With clean mechanics, arm action and a repeatable delivery, Molina has done a very good job of filling up the strike zone in his pro career, though it was more control over command as he got hit a little bit more in 2023. The Rockies might bring him along slowly as a long reliever and if it goes well, he could eventually get the chance to claim a spot in the rotation, perhaps in 2025.
Molina’s strikeout numbers haven’t been especially good since he was a teenager on the complex, but his prospect stock began to climb late in 2022 when he shifted from a long relief role into Tampa’s High-A rotation without losing any of his mid-90s velocity. Molina has thrown his fastball and slider for strikes at a 65% clip or better for each of the past two years, and he’s held above-average velocity during that time despite throwing more and more innings since minor league baseball returned post-pandemic … He routinely sits 93-94 mph and was touching 97 late in the year. The Rays seem to have tweaked his fastball usage in 2023 because Molina’s groundball rate plummeted; now that he’s a Rockie, it’s plausible he’ll return to his older approach to pitching. Molina is definitely more of a control-over-command type, imprecisely peppering the zone with his sinking changeup and tilting slider. We’ve had a depth starter grade on Molina for the last couple of list cycles and still think that’d be his role in a vacuum, but given that Colorado badly needs to cultivate starting pitching, he may be given an opportunity in their rotation next year.

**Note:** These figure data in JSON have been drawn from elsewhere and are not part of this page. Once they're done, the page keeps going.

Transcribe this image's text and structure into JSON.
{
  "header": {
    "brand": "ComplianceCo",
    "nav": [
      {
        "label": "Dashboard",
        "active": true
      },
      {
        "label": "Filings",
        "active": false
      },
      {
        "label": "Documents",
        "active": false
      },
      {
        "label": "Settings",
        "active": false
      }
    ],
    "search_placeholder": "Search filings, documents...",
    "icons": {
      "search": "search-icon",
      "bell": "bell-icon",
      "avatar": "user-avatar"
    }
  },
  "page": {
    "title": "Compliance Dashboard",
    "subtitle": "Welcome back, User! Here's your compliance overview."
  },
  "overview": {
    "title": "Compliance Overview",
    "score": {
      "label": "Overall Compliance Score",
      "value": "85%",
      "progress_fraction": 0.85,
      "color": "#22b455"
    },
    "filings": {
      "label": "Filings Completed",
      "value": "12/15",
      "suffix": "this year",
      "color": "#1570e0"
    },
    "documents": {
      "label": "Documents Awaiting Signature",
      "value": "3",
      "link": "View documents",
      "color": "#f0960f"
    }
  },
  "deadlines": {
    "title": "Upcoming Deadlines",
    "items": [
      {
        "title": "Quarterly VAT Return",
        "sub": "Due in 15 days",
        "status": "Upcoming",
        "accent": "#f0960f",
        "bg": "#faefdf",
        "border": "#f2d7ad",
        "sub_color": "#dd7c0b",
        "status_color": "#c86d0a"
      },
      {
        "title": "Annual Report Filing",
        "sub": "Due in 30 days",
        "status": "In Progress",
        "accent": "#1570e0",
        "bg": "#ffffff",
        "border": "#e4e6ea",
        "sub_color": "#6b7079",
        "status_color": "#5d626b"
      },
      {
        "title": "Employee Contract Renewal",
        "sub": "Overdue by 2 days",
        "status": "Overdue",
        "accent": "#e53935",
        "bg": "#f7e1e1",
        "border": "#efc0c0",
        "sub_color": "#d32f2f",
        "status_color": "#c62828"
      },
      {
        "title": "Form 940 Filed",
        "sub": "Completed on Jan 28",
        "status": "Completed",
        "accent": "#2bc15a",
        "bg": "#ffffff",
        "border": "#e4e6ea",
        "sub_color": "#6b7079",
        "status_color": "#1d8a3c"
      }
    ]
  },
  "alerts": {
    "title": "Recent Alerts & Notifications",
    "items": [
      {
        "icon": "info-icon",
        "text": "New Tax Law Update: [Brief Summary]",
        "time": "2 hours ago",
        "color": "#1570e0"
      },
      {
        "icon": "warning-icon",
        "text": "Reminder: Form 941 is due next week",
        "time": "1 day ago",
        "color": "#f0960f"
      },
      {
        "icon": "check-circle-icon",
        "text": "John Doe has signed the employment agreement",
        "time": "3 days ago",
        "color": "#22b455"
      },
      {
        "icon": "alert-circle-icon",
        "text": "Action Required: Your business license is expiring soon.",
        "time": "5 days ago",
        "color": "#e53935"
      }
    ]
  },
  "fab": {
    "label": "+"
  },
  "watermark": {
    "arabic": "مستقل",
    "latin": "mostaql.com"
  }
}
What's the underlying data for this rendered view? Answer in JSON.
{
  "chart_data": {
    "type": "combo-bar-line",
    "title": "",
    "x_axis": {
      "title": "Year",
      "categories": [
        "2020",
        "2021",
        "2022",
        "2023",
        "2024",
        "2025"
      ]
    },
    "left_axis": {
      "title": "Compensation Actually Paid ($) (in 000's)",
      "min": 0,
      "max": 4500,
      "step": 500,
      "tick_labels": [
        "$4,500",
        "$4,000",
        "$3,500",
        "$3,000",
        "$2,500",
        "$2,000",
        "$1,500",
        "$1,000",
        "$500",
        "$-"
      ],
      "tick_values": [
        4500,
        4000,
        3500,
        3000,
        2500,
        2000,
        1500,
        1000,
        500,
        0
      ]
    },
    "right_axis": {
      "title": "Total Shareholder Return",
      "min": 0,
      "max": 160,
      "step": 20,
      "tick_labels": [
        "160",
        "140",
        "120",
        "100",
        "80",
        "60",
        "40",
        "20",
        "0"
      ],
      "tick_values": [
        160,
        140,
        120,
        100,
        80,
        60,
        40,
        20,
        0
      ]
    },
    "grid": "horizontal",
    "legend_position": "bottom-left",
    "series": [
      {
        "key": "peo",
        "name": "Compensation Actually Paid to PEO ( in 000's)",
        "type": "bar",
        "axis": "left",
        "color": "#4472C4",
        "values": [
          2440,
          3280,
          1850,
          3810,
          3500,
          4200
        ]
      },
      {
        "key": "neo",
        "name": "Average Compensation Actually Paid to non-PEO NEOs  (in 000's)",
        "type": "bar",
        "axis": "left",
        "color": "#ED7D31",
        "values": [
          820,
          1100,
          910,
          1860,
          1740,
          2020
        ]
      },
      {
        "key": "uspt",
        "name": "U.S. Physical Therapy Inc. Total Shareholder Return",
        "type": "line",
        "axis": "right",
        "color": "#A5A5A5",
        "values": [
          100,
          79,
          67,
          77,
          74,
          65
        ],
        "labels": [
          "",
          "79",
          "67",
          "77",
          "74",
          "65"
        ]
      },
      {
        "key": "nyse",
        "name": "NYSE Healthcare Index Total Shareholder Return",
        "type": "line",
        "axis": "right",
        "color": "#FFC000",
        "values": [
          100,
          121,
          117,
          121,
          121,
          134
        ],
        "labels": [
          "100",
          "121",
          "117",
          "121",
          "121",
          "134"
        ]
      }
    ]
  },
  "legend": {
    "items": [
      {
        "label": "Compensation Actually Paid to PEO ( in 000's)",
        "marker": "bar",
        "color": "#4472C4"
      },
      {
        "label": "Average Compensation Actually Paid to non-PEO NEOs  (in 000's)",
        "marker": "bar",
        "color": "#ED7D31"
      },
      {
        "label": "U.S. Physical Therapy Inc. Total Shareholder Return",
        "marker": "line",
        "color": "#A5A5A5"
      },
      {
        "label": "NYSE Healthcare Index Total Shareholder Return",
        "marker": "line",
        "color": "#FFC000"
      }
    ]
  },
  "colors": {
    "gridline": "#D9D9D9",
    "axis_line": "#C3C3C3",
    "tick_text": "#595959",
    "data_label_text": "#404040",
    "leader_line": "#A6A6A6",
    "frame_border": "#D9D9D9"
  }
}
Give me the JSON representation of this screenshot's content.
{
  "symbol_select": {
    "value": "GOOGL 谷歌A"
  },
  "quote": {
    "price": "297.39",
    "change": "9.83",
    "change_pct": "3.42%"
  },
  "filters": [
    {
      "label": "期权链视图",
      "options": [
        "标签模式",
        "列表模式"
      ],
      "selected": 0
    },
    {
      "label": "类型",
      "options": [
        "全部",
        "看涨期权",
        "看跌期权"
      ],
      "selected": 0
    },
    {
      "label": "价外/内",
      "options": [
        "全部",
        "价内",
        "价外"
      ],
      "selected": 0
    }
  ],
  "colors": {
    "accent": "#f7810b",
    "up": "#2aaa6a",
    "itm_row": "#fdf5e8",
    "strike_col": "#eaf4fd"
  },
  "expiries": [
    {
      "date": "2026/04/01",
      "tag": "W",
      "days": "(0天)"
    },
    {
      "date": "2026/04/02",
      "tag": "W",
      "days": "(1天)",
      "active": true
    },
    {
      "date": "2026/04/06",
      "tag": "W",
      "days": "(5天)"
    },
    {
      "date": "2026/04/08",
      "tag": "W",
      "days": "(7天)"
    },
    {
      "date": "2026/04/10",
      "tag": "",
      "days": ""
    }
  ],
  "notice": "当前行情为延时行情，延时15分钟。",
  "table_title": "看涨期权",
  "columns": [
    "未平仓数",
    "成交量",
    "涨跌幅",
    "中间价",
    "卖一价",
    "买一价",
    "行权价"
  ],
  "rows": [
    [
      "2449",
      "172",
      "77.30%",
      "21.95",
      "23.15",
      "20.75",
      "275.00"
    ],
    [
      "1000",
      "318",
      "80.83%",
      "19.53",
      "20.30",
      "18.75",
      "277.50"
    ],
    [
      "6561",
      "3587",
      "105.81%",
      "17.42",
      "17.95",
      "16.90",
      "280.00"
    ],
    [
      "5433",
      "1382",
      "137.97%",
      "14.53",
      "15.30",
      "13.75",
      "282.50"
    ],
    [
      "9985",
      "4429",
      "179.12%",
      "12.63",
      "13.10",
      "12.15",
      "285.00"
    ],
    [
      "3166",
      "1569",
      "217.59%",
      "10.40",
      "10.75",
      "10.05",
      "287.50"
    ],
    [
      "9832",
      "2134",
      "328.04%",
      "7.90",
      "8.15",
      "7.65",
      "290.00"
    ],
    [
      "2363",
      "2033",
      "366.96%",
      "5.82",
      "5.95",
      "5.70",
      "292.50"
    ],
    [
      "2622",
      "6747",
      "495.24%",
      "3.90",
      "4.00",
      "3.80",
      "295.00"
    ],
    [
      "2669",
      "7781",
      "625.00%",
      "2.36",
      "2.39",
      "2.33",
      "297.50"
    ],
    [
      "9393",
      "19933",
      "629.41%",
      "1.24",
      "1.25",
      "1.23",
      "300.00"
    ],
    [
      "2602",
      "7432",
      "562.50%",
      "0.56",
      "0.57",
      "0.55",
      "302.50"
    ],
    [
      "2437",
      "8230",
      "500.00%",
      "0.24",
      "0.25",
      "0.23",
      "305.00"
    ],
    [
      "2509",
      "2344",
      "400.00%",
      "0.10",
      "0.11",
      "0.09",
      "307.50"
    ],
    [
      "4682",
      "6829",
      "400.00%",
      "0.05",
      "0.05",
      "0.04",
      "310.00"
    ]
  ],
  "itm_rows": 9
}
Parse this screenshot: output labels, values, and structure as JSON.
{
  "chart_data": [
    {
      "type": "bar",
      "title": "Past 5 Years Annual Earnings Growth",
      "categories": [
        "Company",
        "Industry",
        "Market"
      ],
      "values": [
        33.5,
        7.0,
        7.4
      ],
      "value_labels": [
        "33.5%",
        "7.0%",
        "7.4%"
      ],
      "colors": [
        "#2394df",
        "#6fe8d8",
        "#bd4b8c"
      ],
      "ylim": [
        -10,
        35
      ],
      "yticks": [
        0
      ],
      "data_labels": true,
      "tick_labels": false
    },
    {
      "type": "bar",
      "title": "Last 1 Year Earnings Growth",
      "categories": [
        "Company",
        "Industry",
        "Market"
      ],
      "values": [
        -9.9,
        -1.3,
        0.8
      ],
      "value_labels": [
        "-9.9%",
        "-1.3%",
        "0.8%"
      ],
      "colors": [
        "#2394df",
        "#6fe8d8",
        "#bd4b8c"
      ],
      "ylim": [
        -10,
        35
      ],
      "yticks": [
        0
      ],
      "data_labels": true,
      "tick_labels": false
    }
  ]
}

As those scouting reports mention, Molina’s role with the Rockies could be either in long relief or in the rotation. As a Rule 5 pick, Molina must spend all of 2024 on Colorado’s 26-man roster or be returned to the Rays, so either way it’s unlikely he will be eligible for the mid-season 2024 list. I like Molina’s starter traits, ranking him 21st as a 40 FV player on my ballot. The Rockies could certainly use more arms with upside to give a look in what is likely to be a non-competitive 2024, so this pick is a gamble I really like for them.